Barack Obama better be the unstoppable force. Because his economic plan targets some immovable objects.
I know, I know: Yes we can. Dare to Hope. Don’t succumb to business as usual. Etc. Okay, maybe Obama really will change things that haven’t changed in decades.
But for now, all he’s offering are verbal assurances that this time, things will be different. Many of his predecessors promised the same thing. They were wrong. I’m glad Obama is aiming high, but by doing so, he’s also setting extraordinary expectations – and raising the odds he’ll disappoint. Here are some of the goals, as Obama stated them in his recent speech on economic priorities, that will be hardest to reach:
“We will double the production of alternative energy in the next three years.” Sounds great - unless this means that the government will subsidize dubious forms of energy that’d don’t have a natural place in our economy, which is what it’s been doing for years. Federal subsidies for ethanol have led to a substantial boost in production of this fuel made from corn and other plant matter – even though it’s less efficient than gasoline, costs more in real terms, and tends to raise the price of foodstuffs derived from corn. Many scientists consider ethanol subsidies to be a boondoggle driven by farm-state legislators bringing home the bacon for their constituents. Obama advocates other kinds of alternative fuels, in addition to ethanol, but one lesson of ethanol is that just because it’s “alternative,” that doesn’t mean it’s useful.
“We will make the immediate investments necessary to ensure that within five years, all of America’s medical records are computerized.” This is a worthwhile goal, but computerizing medical records is a marginal step compared to what’s needed to really fix our healthcare system. The reason this has emerged as a priority is it’s one of the few things that all the powerful interest groups with a stake in healthcare reform – insurers, corporations that pay the insurance premiums, doctors, hospitals, the pharmaceutical industry – generally agree on. None of them are really threatened by digital record-keeping, so it’s safe as a political goal.
But the issues that matter most – like slashing costs, expanding coverage, and getting more bang for the healthcare buck – do threaten many of the powerful interest groups in Washington. That’s why real healthcare reform will be a political bloodbath that will last years. And why Obama may not take it up till his second term.
[See 5 risky assumptions for 2009.]
“We’ll put people to work repairing crumbling roads, bridges, and schools by eliminating the backlog of well-planned, worthy and needed infrastructure projects.” But there will be no pork in the stimulus package, right? Obama has made a determined point about how his stimulus plan will be the first spending bill in modern history that’s not festooned with home-district projects for lawmakers. Yet infrastructure projects, almost by definition, are pork. There’s nothing wrong with including them in a stimulus plan. But it’s disingenuous to insist that billions for road and bridge projects doesn’t constitute pork.
“We’ll also do more to retrofit America for a global economy. That means updating the way we get our electricity by starting to build a new smart grid that will save us money [and] protect our power sources from blackout or attack.” Very necessary. And one of the most expensive and disruptive projects imaginable. Modernizing America’s power grid could easily cost upwards of $1 trillion. It’s a laudable goal – but so expensive that it would require huge cuts elsewhere, or strenuous tax increases on virtually everybody – which don’t seem to be in the plan.
“…It means expanding broadband lines across America.” Another smart priority.
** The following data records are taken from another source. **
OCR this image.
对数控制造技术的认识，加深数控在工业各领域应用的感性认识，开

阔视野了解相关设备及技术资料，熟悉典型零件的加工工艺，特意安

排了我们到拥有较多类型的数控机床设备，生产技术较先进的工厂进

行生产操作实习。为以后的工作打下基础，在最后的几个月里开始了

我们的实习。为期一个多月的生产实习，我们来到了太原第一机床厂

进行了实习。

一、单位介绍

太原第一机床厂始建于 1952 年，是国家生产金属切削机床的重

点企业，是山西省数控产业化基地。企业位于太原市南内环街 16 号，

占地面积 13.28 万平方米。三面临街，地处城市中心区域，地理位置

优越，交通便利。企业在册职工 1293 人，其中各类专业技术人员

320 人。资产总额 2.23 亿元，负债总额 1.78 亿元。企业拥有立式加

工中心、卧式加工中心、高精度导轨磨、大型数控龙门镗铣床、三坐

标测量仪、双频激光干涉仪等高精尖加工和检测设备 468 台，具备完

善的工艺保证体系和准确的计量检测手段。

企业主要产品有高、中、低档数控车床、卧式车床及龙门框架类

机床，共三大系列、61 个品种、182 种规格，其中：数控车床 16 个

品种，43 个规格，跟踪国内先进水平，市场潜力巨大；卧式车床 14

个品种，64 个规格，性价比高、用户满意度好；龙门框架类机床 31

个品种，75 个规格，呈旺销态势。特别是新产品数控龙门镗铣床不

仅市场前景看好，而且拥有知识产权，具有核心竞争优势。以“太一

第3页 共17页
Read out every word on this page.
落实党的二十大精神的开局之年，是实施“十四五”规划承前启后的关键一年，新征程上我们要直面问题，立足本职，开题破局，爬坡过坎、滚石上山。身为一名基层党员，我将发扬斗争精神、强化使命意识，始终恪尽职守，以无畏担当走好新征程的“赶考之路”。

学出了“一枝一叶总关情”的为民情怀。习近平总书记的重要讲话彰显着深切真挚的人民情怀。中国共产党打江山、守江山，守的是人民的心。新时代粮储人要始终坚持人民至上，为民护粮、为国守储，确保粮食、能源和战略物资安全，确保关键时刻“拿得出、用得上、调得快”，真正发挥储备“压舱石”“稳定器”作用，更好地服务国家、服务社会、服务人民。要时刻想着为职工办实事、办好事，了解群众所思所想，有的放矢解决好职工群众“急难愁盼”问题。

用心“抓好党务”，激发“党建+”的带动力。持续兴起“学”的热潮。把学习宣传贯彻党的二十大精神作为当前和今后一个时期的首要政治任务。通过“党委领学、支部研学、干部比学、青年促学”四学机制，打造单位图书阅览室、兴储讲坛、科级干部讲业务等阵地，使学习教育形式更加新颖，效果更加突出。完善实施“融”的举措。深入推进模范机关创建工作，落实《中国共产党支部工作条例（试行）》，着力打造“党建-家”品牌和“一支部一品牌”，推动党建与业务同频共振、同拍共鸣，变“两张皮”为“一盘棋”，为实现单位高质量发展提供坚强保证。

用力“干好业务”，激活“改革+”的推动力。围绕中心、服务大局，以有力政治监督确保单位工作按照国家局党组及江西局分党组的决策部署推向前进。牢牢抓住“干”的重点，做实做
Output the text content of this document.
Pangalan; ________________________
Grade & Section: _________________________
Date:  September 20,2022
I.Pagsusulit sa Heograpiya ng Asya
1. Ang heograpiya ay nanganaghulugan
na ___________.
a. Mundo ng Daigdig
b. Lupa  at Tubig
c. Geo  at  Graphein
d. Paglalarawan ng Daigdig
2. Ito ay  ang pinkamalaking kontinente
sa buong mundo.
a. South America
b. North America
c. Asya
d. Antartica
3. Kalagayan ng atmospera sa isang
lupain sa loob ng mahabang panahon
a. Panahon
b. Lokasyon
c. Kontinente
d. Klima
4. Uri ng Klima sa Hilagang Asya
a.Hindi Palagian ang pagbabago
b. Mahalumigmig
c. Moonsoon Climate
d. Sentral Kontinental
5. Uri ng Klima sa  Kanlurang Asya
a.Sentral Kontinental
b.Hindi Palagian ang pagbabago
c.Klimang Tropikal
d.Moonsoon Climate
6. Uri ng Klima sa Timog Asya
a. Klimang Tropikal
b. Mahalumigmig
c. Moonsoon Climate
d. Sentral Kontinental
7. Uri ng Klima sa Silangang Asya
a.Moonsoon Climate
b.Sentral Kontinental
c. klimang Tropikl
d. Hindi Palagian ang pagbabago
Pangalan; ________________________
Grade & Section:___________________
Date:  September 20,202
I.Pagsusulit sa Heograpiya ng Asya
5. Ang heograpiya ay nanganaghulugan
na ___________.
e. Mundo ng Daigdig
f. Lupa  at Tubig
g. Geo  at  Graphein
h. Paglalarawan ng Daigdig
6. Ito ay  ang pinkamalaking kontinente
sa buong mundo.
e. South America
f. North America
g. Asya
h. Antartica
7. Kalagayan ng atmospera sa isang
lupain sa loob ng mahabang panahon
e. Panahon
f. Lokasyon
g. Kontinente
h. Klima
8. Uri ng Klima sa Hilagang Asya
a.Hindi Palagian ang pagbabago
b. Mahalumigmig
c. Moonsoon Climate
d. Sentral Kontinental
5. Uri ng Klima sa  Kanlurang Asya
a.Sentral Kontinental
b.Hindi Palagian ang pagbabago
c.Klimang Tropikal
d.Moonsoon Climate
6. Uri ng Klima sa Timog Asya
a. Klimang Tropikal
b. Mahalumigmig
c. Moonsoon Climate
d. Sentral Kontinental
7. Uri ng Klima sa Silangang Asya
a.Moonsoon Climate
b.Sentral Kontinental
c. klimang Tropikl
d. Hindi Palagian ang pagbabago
Even though America incubates some of the world’s best technology, we rank only 15th in broadband penetration rates, which measure how many homes have high-speed Internet connections. South Korea, Luxembourg, and most Scandinavian countries rank higher, which means more citizens have access to a key tool for future innovation. Part of the reason is that in the most-wired countries, the government subsidizes and sometimes even bears full responsibility for running cable to homes or building wireless portals. Here, it’s up to consumers to order high-speed Internet from Verizon or Comcast or some other provider. After all the bailouts, is Obama really going to offer a subsidy to telecom companies doing just fine on their own?
[See 9 upsides of recession.]
“We will launch an unprecedented effort to eliminate unwise and unnecessary spending.” Please do! For reference, see the National Partnership for Reinventing Government (1993), the Packard Commission (1986), the Grace Commission (1982), the Hoover Commission (1947), and the Brownlow Commission (1937). Maybe this time, it will be different.